Ownership needs to be real but not territorial. Someone should care deeply about every system, every service, every pipeline. But “I own this” can’t mean “only I can touch it.” Ownership means you care about the quality and the direction, not that you’ve walled off a fiefdom.
Crunch is a smell. If the team is consistently working late, something upstream is broken – the planning is wrong, the automation is missing, the scope is out of control. The most productive teams I’ve seen work reasonable hours because they’ve invested in the tooling and testing that multiplies what they can do per hour.
And the feedback loop has to be tight. Ship small. Review fast. Deploy continuously. If it takes two weeks from “I had an idea” to “it’s in production and I can see how it’s behaving,” you’re learning way too slowly.
Hero culture is the worst. Some teams celebrate the person who saved the day during the big outage. Sounds nice, feels great in the moment. But it creates an incentive to have big outages. If heroes get rewarded, nobody invests in prevention.
Consensus paralysis is another one. You want people’s input on decisions, but if every decision requires everyone’s buy-in, nothing moves. “Disagree and commit” is an underrated principle. Sometimes you just need someone to make the call.

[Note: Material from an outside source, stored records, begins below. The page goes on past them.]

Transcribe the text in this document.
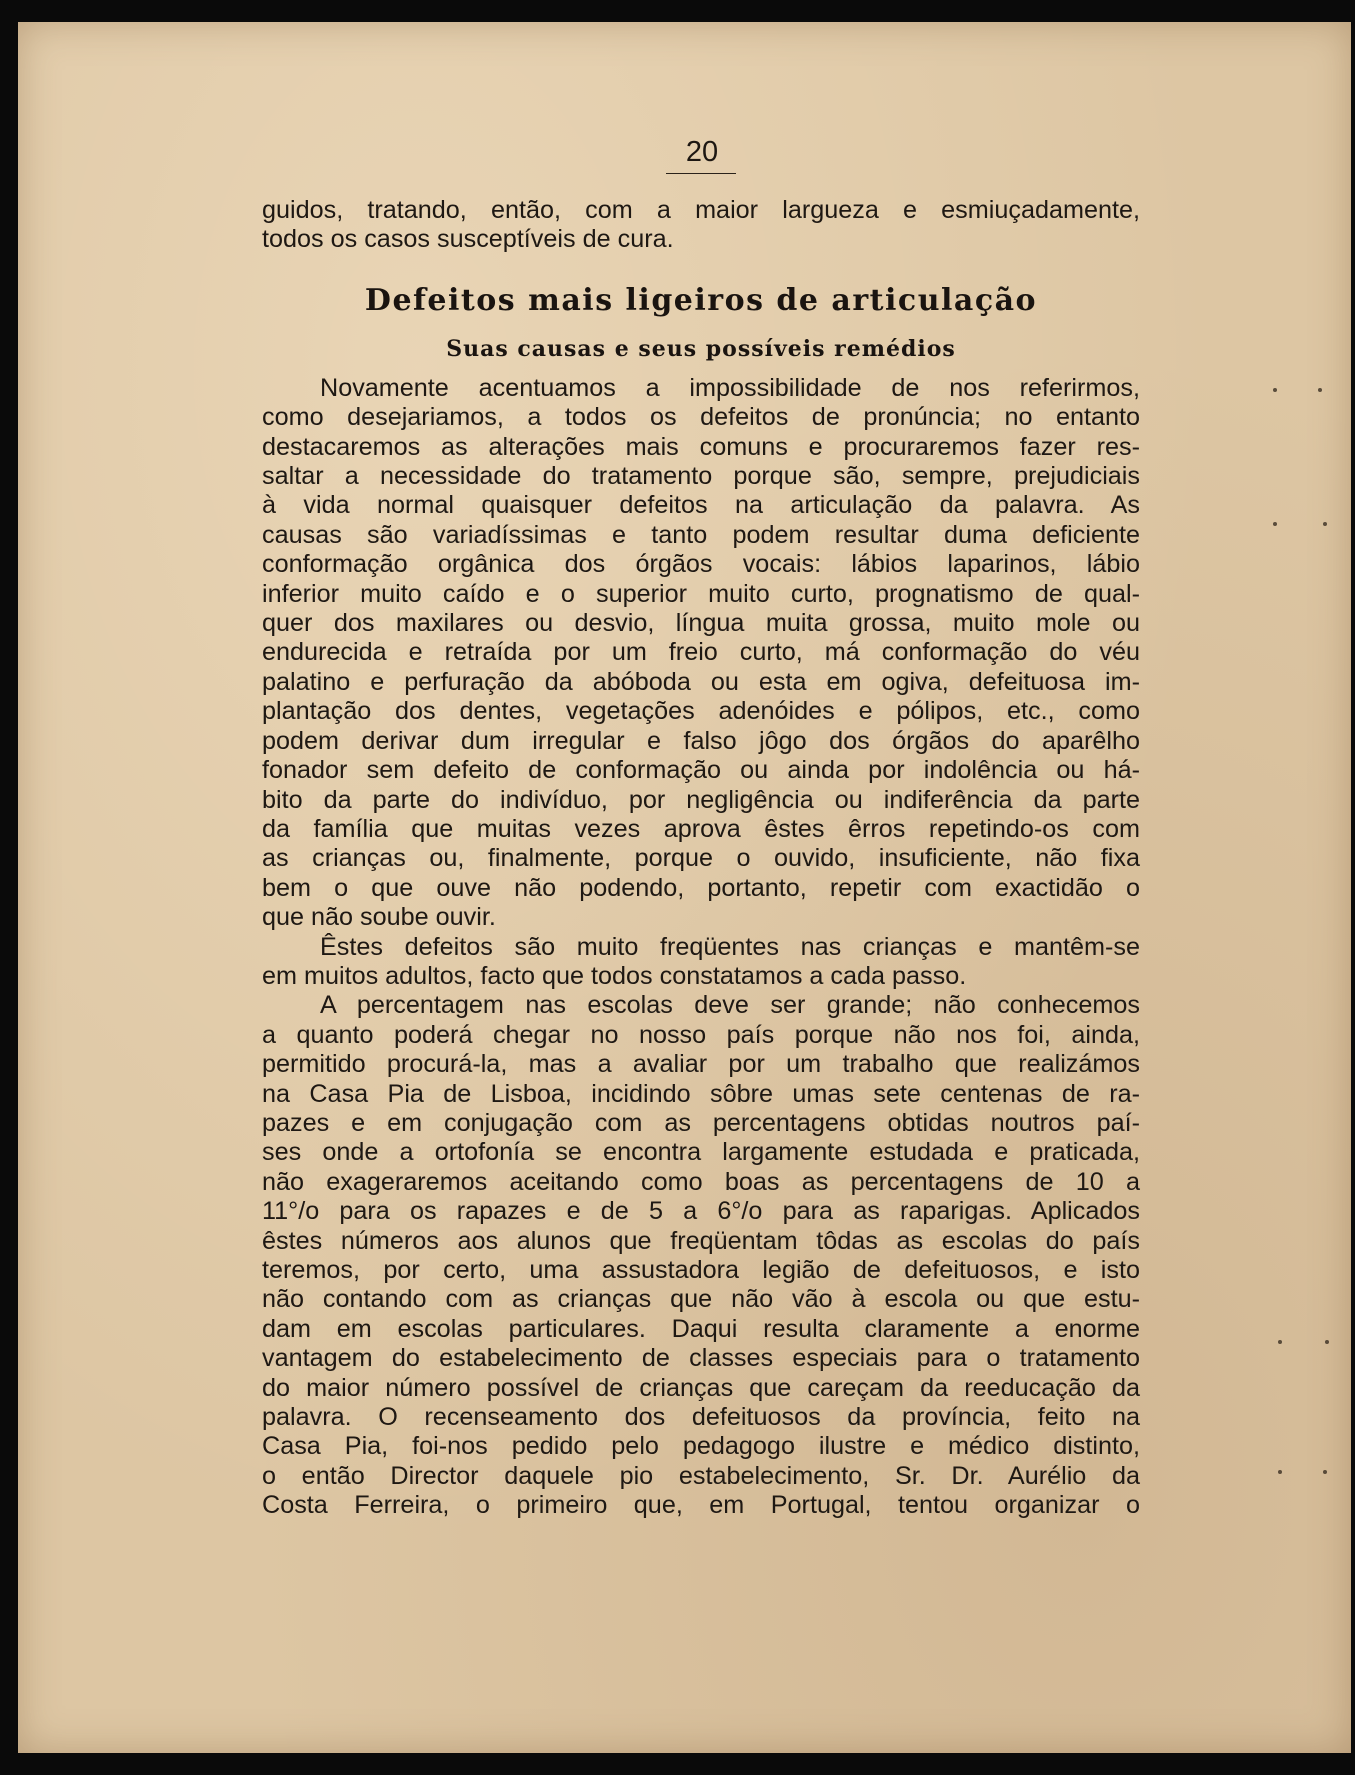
20

guidos, tratando, então, com a maior largueza e esmiuçadamente,

todos os casos susceptíveis de cura.

Defeitos mais ligeiros de articulação
Suas causas e seus possíveis remédios

Novamente acentuamos a impossibilidade de nos referirmos,

como desejariamos, a todos os defeitos de pronúncia; no entanto

destacaremos as alterações mais comuns e procuraremos fazer res-

saltar a necessidade do tratamento porque são, sempre, prejudiciais

à vida normal quaisquer defeitos na articulação da palavra. As

causas são variadíssimas e tanto podem resultar duma deficiente

conformação orgânica dos órgãos vocais: lábios laparinos, lábio

inferior muito caído e o superior muito curto, prognatismo de qual-

quer dos maxilares ou desvio, língua muita grossa, muito mole ou

endurecida e retraída por um freio curto, má conformação do véu

palatino e perfuração da abóboda ou esta em ogiva, defeituosa im-

plantação dos dentes, vegetações adenóides e pólipos, etc., como

podem derivar dum irregular e falso jôgo dos órgãos do aparêlho

fonador sem defeito de conformação ou ainda por indolência ou há-

bito da parte do indivíduo, por negligência ou indiferência da parte

da família que muitas vezes aprova êstes êrros repetindo-os com

as crianças ou, finalmente, porque o ouvido, insuficiente, não fixa

bem o que ouve não podendo, portanto, repetir com exactidão o

que não soube ouvir.

Êstes defeitos são muito freqüentes nas crianças e mantêm-se

em muitos adultos, facto que todos constatamos a cada passo.

A percentagem nas escolas deve ser grande; não conhecemos

a quanto poderá chegar no nosso país porque não nos foi, ainda,

permitido procurá-la, mas a avaliar por um trabalho que realizámos

na Casa Pia de Lisboa, incidindo sôbre umas sete centenas de ra-

pazes e em conjugação com as percentagens obtidas noutros paí-

ses onde a ortofonía se encontra largamente estudada e praticada,

não exageraremos aceitando como boas as percentagens de 10 a

11°/o para os rapazes e de 5 a 6°/o para as raparigas. Aplicados

êstes números aos alunos que freqüentam tôdas as escolas do país

teremos, por certo, uma assustadora legião de defeituosos, e isto

não contando com as crianças que não vão à escola ou que estu-

dam em escolas particulares. Daqui resulta claramente a enorme

vantagem do estabelecimento de classes especiais para o tratamento

do maior número possível de crianças que careçam da reeducação da

palavra. O recenseamento dos defeituosos da província, feito na

Casa Pia, foi-nos pedido pelo pedagogo ilustre e médico distinto,

o então Director daquele pio estabelecimento, Sr. Dr. Aurélio da

Costa Ferreira, o primeiro que, em Portugal, tentou organizar o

And then there’s process worship – when following the process becomes more important than achieving the outcome. Process is supposed to encode good judgment so it scales. When it becomes the goal instead of the tool, you’ve lost the thread.
I’ve started thinking about culture the same way I think about a product. You design it deliberately. You iterate on it based on what you observe. You maintain it, because it degrades if you don’t. It’s not soft. It’s not a distraction from the real work. It is the real work, because literally everything else – your architecture, your velocity, your retention, your reliability – is downstream of it.